The Value of Higher Learning Institutions
Since President Donald Trump’s return to the White House, much has been made of the fights between the administration and institutions of higher learning — the nation’s colleges and universities. Much of that coverage has centered on battles with well-known, highly-regarded private institutions, such as Harvard and Columbia, and administration concerns that those institutions are too “woke” — which has become a catch-all term for left-leaning political thought.
But higher education in the United States is much more complex. While the media zeros in on high-profile Ivy League institutions, they make up only a tiny fraction of U.S. colleges and universities.
This semester, the American Communities Project is partnering with the Detroit Free Press and the Michigan State University Journalism School to explore the broader story of higher education by looking more deeply at graduating seniors at four big public universities in the state of Michigan and the College Town counties around them: Michigan State University in Ingham County, the University of Michigan in Washtenaw County, Wayne State University in Wayne County, and Western Michigan University in Kalamazoo County.
These four schools are just a small sample of the 15 public, four-year universities in the state, but they offer a glimpse of the larger ecosystem around higher education in the United States.
Public Schools Dominate
The first thing to understand about higher education in the United States is that despite the media’s focus on elite private schools, the majority of four-year college students (57%) attend public institutions, according to the National Student Clearinghouse. In Michigan, that figure is a stratospheric 83%. (PABs in the chart below are Primarily Associates Bachelor’s granting institutions.)
But the Michigan schools the ACP is looking at this semester show why the simple public versus private split misses a lot of nuances. The four schools are all public and serve very different populations.
First, while all these schools are public schools in Michigan, they serve students from all over the country. Only about half of the University of Michigan’s undergraduate population hails from inside the state. The in-state student population is about three-quarters of total undergrads at Michigan State and Western Michigan and more than 90% at Wayne State.
Those numbers all have stories behind them, of course.
The University of Michigan is considered the state’s flagship school with a reputation that draws a lot of out-of-state students — and their higher tuition rates. Michigan State is the other big research school in the state, but it is in the state capital and is generally more focused on in-state students. Western represents the “directional” schools in the state (along with Eastern, Central, and Northern Michigan). It tends to serve an in-state population that can’t go or doesn’t want to go to the big two schools. And Wayne, in Detroit, is the university that serves a lot of commuter students in that metro area.
There are other differences, of course. Look at tuition — both for in-state and out-of-state students. Look at the racial and ethnic composition of the schools.
And those differences are all about other factors that define the schools. For instance, Wayne and Michigan are both racially and ethnically diverse, but in different ways and for different reasons. Wayne is based in a majority Black city and draws students from it. The University of Michigan’s population comes from all over and it shows. In fact, the school’s Hispanic population is twice as high as the state as a whole.

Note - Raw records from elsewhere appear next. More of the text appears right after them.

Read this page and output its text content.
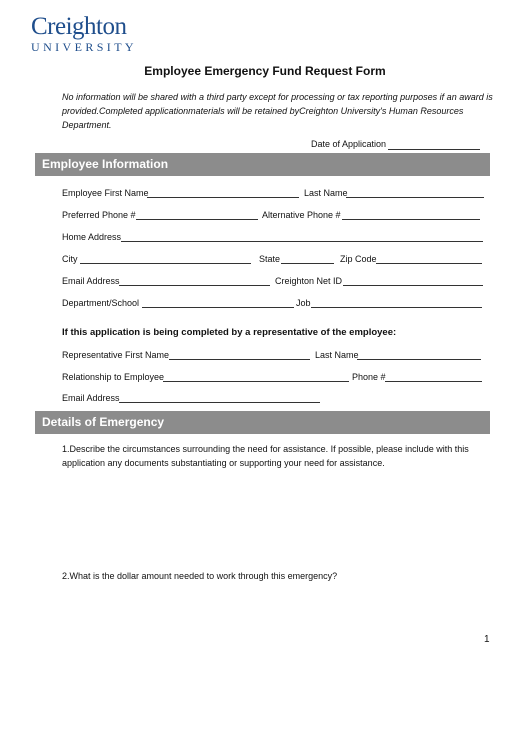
Creighton
UNIVERSITY
Employee Emergency Fund Request Form
No information will be shared with a third party except for processing or tax reporting purposes if an award is provided.Completed applicationmaterials will be retained byCreighton University's Human Resources Department.
Date of Application
Employee Information
Employee First Name	Last Name
Preferred Phone #	Alternative Phone #
Home Address
City	State	Zip Code
Email Address	Creighton Net ID
Department/School	Job
If this application is being completed by a representative of the employee:
Representative First Name	Last Name
Relationship to Employee	Phone #
Email Address
Details of Emergency
1.Describe the circumstances surrounding the need for assistance. If possible, please include with this application any documents substantiating or supporting your need for assistance.
2.What is the dollar amount needed to work through this emergency?
1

Different Emphases and Advantages
The schools fill different niches within the state’s higher education system. The University of Michigan is known for its medical school, law school, and fine arts programs. Michigan State is known for its school of veterinary medicine, supply chain management program, nuclear physics program, and its school of journalism. Western has its Aviation Flight Science Program to train pilots. Wayne is strong in social work and library sciences and serves the 4 million people in its metro area.
Those assets ultimately serve the state of Michigan, and there are similar stories in all 50 states. Public universities are growing and improving human capital — creating the next generation of leaders in industry, politics, and culture for their home states.
You can see the economic impact by looking closer at Michigan and the College Town counties where these universities reside. The chart below shows the top eight counties in Michigan by 2023 per capita GDP.
Oakland County, the wealthy Urban Suburb north of Detroit and home to Oakland University and its 15,000 students, is first on the list. But then comes Washtenaw, home of the University of Michigan as well as Eastern Michigan University. Midland, the home of Dow Chemical, follows. Kent, home of Grand Rapids and a satellite campus of Grand Valley State University focused on medicine, is next. Then comes Ingham, home of Michigan State, followed by Kalamazoo, where Western Michigan’s campus sits. Wayne, the Big City home of Wayne State and Detroit, comes in eighth.
In other words, there seems to be a strong correlation between having a big university in your backyard and having a vital economy — in Michigan and elsewhere.
To be sure, college costs have risen sharply in recent decades, and the debate about whether a four-year degree is “worth it” has raged for years now. (Although, it should be noted that government data make it clear that wages for college graduates are substantially higher than wages for those without a degree, on average.)
But the larger discussion about the value of colleges and universities to the nation often seems to miss the point. Despite the arguments centered on “wokeness” — particularly at high-profile, prestigious schools — it’s hard to ignore the value that higher learning institutions provide. They lead research efforts, they produce leaders, and they create wealth for their communities and their home states.